Kelly carries an encyclopedic memory of race history, and was always available to share it. He is a prolific writer, penning hundreds of columns for the local Park City paper, a skilled photographer, and an inspirational public speaker who traversed the country to address audiences large and small. He served as a board member and then chairman of the U.S. Ski Hall of Fame, where he modernized selection criteria, and is the chairman of the Alf Engen Ski Museum. When he recently learned he was being honored with USOC’s Building Dreams Award, his first reaction was disappointment—he’d nominated and lobbied hard for a coaching colleague to win the award. Never one to rest, Kelly has launched a new undertaking, Tom Kelly Communications LLC, a PR consulting agency.

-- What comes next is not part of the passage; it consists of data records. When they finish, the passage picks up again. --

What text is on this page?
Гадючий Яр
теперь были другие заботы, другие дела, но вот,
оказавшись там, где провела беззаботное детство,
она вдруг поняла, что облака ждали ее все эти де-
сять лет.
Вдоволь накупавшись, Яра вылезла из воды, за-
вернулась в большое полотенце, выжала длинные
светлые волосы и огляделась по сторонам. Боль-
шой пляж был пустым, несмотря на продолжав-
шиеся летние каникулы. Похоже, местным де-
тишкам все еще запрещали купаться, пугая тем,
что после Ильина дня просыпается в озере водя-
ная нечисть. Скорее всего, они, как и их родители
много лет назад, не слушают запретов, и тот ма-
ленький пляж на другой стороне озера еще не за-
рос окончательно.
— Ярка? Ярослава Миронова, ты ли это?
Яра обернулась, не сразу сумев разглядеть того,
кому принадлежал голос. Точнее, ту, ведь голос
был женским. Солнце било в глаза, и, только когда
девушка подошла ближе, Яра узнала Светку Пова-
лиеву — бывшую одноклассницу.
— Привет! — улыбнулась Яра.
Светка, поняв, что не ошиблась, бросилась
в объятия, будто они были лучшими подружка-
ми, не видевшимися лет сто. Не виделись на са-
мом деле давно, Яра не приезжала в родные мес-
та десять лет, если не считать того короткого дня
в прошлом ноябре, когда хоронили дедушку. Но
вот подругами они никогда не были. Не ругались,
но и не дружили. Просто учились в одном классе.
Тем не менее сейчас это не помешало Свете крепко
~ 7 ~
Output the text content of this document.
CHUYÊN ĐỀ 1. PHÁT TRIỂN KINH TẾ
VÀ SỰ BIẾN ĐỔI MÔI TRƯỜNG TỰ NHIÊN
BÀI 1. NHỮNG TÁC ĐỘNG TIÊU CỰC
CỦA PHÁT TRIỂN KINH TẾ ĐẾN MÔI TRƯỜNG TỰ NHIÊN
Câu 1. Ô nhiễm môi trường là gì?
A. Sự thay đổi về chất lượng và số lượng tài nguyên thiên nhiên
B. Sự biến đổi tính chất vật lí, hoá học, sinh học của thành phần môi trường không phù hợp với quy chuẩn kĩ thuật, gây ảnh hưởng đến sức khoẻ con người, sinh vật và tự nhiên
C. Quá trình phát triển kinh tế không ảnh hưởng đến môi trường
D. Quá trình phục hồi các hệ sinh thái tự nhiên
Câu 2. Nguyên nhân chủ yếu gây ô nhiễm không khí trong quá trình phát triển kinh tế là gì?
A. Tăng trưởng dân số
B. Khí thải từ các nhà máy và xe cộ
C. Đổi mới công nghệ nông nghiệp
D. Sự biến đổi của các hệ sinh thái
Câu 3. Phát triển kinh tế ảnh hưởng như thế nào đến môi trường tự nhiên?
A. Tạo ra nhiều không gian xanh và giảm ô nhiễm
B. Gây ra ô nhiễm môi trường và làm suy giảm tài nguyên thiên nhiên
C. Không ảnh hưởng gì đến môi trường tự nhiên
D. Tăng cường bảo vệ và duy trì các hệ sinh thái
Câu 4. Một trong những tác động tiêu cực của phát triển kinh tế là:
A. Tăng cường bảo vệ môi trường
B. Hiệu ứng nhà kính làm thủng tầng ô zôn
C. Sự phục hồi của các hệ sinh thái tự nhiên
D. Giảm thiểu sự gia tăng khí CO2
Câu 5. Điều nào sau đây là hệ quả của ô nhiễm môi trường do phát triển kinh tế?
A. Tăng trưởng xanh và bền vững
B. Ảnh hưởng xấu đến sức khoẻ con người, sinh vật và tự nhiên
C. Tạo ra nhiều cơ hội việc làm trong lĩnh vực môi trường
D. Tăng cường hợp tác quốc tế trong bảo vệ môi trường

“I never had any interest in doing anything else,” Kelly says of his USST experience. “It was the most perfect career anyone could have.”

Career Accomplishments:

1977-84: Serves as Public Relations Director at the legendary Telemark Lodge, promoting the American Birkebeiner and World Cup Cross-Country events.
1980: Founds Worldwide Nordic USA with friend Peter Graves, an international adventure travel company focusing on cross-country and cycling marathons.
1986-88: Serves as assistant nordic director with the U.S. Ski Association, then based in Colorado Springs.
1988-2018: Named Public Relations Director and later Vice President of Communications for USSA/USST.
1990: Joined board of directors of the U.S. Ski and Snowboard Hall of Fame, serving as its chairman from 2014 to 2019.
2006: Named chairman of the FIS Public Relations and Mass Media Committee.
2017: Named chairman of the Alf Engen Ski Museum in Park City.
2018: Honored with the USOC Building Dreams Award and the Myles Rademan Spirit of Hospitality Award.
2018: Founds Tom Kelly Communications, a public relations company focusing on Olympic sports based in Park City.